Notably, Edwin was invited to deliver a speech at the Global Compact Network Singapore Youth Forum in 2019, where President Halimah Yacob was the guest
of honour. Edwin spoke about empowering people with disabilities to gain meaningful employment at the event.

“Although I am visually impaired, I am still able-bodied and can accomplish many things. People with disabilities are not limited — I believe that we can and should take the initiative to better the lives of people in our community,” he said.

Tan Lai Hock, 52, has been a taxi driver for five years. He met his regular passenger, 85-year-old Lim Chong Khim, three years ago via a taxi booking.

After reaching his destination, Lim asked if Tan could wait for him to finish his errand and send him home. “I agreed because I was not in a hurry and I empathised with him as he had difficulty in walking,” Tan said.
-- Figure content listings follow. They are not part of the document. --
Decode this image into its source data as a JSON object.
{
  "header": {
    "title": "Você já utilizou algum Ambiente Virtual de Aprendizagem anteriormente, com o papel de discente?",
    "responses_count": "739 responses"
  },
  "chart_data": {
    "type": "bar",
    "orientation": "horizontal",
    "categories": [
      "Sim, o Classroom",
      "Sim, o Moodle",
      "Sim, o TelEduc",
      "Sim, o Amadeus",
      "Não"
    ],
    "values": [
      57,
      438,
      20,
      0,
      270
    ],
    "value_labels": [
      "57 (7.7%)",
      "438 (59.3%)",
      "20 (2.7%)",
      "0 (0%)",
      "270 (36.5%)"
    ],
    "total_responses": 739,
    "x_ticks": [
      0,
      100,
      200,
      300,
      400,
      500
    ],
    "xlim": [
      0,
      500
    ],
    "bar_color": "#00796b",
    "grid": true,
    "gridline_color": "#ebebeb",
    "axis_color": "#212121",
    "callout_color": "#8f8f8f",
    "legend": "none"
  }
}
By the end of the return journey, Tan agreed to assist Lim, who lives alone in a rental flat, on his monthly errands, such as visits to the bank, barber and market. Each trip can be as long as four hours due to Lim’s osteoarthritis, which slows his movements. Tan also helps fulfil Lim’s food cravings and special requests during the festive seasons.
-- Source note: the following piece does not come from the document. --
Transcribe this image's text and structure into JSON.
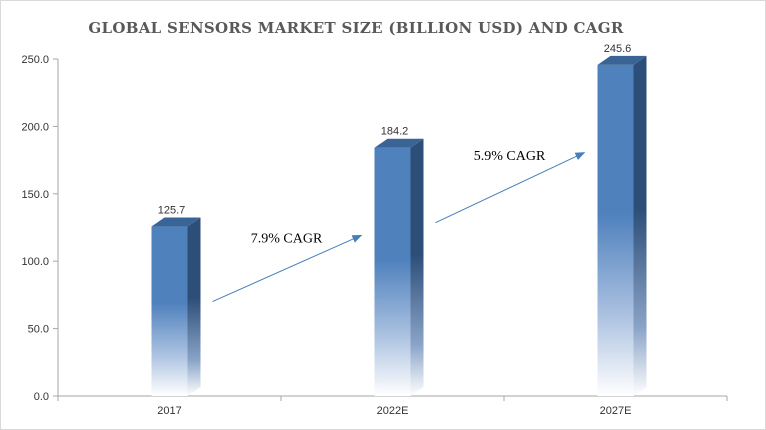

Whenever Lim has a medical appointment, Tan would drive him there and wait with him in the clinic till they have collected his medications. This could take up to five hours each time. As Lim speaks only Mandarin and Hokkien, Tan also facilitates communication between Lim and the medical team.

“I often see patients coming alone for their appointments because their caregivers are too busy to accompany them. It is selfless of Mr Tan to sacrifice his time and income to help Mr Lim. I was overwhelmed by his kindness towards a fellow human being,” said Mr Lakshmanasamudram S Mohanram, Ophthalmic Investigation Specialist at
SNEC, who nominated Tan for the IPCA.

With Lim finally accepting Tan’s suggestion to get a wheelchair, it has become much easier for Tan to bring Lim around.

“My philosophy in life is very simple: I believe that kindness begets kindness, so we should try to do good while we can. I do not think that what I do for Mr Lim is extraordinary. However, Mr Lim once said to me that ‘I am very lucky to have met you’,” Tan shared.